Parents Didn't Mind Wait for School's State Rankings April 27, 2000

Capistrano Unified officials pulled the scores in January because they were skewed by computer error; corrected ratings are being released.


SAN JUAN CAPISTRANO--Capistrano Unified's correct Academic Performance Index scores arrived this week after a three-month delay, but parents Wednesday said they were largely unfazed by the wait.

The index, which began this year, rates schools on a scale of 200 to 1,000. The number represents a combination of student scores in each subject area of the 1999 Stanford 9 standardized test, according to California Department of Education reports.

Capistrano Unified officials yanked figures from the statewide rankings released in January after discovering a district computer glitch had incorrectly lowered half of the 43,000 students' scores up to 75 points. District staff had to resubmit student information, the testing company had to reevaluate scores and the state education department again ranked Capo's schools.

Despite some parents' suggestions of district misconduct in January, parents were calm upon hearing that scores were about to be released. Parent Ellen Gaddie said the delay shows the district strives for accuracy.

"I would rather see the information come out correct the first time because first impressions count," Gaddie said.

The delay did hinder parents' abilities to compare academic success among the district's schools or between Capistrano Unified and similar districts, said parent Molly Fields.

"The delay is not OK in the sense that we use the scores to assess schools and maybe make a choice of where our child goes to school," she said.

But Fields said she did not blame the district for the delay.

"I think Capistrano did everything [it] could under the circumstances," she said.

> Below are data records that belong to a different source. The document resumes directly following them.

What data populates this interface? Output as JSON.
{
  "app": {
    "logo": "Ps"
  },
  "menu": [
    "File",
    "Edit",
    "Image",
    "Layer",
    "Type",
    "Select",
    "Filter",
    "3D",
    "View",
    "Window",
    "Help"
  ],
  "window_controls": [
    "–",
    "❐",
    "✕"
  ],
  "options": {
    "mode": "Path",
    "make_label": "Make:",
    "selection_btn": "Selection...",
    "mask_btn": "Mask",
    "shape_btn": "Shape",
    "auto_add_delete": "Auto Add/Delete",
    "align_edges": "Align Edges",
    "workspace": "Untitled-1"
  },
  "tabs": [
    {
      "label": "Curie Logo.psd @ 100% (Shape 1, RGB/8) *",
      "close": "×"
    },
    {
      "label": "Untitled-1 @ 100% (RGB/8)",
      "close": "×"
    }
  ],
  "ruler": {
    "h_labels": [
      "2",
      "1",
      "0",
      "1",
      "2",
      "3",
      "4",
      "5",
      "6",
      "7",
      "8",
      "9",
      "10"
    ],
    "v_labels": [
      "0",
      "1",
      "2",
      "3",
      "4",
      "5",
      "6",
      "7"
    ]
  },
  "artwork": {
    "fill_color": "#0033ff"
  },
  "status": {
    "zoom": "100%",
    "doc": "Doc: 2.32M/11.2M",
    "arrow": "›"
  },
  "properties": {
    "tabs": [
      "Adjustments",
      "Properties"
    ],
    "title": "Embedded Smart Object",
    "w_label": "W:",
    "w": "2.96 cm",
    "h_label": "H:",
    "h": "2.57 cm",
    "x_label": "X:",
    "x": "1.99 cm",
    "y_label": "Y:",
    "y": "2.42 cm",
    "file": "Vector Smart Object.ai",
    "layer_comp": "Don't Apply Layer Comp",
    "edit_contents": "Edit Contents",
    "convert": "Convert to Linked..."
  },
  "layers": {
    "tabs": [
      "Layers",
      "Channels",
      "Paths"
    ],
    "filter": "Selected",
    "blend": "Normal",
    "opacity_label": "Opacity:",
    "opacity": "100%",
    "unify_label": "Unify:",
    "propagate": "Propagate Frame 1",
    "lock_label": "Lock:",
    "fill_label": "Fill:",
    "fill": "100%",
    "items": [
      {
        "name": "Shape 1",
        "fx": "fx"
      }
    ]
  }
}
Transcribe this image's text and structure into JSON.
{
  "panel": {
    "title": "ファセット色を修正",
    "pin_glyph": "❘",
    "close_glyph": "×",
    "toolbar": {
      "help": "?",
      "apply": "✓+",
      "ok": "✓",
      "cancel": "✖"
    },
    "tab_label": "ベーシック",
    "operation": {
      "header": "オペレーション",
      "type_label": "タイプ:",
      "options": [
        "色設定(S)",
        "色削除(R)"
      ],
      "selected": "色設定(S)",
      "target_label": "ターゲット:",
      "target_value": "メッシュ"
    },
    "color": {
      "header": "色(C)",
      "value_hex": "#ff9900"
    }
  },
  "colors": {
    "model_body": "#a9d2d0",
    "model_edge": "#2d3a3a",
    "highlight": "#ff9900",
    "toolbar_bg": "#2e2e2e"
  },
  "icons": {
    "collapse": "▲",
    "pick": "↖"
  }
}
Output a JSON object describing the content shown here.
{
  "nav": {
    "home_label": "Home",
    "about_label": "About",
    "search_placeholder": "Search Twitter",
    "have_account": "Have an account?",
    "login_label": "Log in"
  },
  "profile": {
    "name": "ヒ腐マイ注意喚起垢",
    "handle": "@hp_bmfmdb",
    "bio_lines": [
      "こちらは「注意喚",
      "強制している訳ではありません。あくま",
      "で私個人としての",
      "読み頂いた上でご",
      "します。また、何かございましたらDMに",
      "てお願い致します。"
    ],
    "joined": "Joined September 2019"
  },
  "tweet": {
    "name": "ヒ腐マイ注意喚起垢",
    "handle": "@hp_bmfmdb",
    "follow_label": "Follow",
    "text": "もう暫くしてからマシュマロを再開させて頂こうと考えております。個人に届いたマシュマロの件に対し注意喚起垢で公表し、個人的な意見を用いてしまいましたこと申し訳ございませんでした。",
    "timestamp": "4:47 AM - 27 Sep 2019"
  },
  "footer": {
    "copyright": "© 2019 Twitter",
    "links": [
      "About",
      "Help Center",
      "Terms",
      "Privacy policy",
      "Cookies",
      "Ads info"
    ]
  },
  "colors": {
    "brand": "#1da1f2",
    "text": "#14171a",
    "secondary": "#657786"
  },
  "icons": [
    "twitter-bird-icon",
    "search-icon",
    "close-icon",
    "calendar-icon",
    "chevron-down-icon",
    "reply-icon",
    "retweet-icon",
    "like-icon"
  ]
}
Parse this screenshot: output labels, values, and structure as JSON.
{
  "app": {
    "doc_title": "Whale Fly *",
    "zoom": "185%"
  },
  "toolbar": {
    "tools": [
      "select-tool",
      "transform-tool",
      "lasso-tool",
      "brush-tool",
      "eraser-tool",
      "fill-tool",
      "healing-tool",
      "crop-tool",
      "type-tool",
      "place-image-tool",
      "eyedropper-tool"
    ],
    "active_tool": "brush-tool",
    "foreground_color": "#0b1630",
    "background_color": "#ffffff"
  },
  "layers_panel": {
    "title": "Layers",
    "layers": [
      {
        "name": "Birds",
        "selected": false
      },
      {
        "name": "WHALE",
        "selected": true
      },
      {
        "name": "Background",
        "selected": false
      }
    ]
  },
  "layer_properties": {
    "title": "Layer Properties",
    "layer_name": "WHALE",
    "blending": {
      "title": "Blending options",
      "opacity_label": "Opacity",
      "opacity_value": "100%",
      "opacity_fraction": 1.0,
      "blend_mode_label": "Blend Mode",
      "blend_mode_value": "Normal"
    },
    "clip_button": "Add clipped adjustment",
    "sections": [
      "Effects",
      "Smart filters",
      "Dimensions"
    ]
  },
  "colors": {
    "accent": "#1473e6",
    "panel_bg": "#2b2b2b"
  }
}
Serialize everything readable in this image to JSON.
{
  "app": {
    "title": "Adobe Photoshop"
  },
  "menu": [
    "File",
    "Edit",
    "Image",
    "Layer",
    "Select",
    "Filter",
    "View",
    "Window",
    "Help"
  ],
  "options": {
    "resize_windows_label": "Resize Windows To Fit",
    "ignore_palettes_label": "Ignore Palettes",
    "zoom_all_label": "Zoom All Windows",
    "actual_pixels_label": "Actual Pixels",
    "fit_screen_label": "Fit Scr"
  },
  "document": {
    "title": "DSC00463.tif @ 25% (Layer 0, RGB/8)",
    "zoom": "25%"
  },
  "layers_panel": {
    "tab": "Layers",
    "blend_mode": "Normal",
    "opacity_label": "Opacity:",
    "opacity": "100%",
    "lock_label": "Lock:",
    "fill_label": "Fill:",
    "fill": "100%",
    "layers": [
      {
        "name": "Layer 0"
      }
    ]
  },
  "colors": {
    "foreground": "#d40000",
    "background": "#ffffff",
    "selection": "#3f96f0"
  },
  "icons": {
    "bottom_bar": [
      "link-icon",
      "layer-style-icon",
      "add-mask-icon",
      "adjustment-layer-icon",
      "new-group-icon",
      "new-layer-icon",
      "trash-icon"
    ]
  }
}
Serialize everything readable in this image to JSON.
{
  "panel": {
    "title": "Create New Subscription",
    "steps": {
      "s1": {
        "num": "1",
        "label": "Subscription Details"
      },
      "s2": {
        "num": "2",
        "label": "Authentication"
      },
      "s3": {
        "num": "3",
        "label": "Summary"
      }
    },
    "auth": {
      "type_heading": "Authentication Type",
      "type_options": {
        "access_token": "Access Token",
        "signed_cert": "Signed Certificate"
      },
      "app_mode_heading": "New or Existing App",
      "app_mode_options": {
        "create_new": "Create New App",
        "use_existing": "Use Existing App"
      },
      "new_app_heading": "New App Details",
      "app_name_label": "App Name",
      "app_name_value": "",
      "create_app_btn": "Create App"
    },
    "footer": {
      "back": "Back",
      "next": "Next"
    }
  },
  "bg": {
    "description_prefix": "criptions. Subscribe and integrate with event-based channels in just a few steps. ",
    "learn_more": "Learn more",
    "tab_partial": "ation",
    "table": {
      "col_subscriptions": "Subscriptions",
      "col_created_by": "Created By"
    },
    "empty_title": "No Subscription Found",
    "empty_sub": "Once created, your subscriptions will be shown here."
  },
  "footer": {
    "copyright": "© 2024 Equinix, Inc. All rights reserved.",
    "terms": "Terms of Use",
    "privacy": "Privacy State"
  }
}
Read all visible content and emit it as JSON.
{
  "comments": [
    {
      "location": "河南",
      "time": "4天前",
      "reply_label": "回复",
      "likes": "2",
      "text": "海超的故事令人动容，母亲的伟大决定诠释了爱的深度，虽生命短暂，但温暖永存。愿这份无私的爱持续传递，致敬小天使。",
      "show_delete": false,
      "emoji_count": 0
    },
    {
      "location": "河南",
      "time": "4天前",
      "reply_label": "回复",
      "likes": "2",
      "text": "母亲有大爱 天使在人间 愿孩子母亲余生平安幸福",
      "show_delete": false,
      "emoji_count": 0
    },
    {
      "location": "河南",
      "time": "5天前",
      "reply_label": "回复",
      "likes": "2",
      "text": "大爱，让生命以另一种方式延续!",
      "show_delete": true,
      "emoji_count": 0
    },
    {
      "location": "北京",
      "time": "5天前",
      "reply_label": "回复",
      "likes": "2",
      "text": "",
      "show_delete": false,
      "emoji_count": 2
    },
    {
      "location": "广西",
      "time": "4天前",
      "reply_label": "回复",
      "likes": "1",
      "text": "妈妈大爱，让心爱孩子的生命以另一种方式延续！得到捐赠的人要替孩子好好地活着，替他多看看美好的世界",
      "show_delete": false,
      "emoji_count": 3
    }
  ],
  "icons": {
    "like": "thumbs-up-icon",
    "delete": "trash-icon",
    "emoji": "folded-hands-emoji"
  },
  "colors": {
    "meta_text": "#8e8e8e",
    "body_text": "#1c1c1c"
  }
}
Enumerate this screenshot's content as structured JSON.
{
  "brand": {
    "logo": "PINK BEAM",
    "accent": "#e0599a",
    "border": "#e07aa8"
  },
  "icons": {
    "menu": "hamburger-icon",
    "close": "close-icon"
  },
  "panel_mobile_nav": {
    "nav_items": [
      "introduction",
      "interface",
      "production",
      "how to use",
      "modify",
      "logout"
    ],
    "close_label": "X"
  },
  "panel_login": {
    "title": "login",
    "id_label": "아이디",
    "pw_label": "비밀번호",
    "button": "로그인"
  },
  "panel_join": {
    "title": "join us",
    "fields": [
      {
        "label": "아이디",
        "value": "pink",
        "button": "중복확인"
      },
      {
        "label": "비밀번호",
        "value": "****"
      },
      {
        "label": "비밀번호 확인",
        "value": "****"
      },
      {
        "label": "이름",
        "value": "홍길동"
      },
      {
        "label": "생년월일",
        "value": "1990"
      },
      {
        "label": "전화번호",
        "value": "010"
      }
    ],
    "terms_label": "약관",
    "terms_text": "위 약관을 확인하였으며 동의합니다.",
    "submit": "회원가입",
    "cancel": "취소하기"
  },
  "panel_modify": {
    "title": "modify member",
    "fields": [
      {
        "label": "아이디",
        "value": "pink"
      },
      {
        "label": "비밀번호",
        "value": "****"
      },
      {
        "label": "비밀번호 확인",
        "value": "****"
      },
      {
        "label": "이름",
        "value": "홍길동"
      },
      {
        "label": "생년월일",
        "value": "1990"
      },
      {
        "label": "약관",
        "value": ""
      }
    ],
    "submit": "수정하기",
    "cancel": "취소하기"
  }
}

Some parents said they were not concerned about the delay because they questioned the significance of the scores.

Without a previous score to use as a comparison, the numbers don't mean much, parent Valerie Skaare said.

In addition, scores aren't very telling to parents who are involved with their children's education, she said.

"I may be more involved than most, but I haven't been that concerned about the scores," she said.

Fields agreed.

"If you're an involved parent, you've been keeping track of your child's assignments and tests, you've got an open dialogue with the teacher and you know how your child is doing," she said.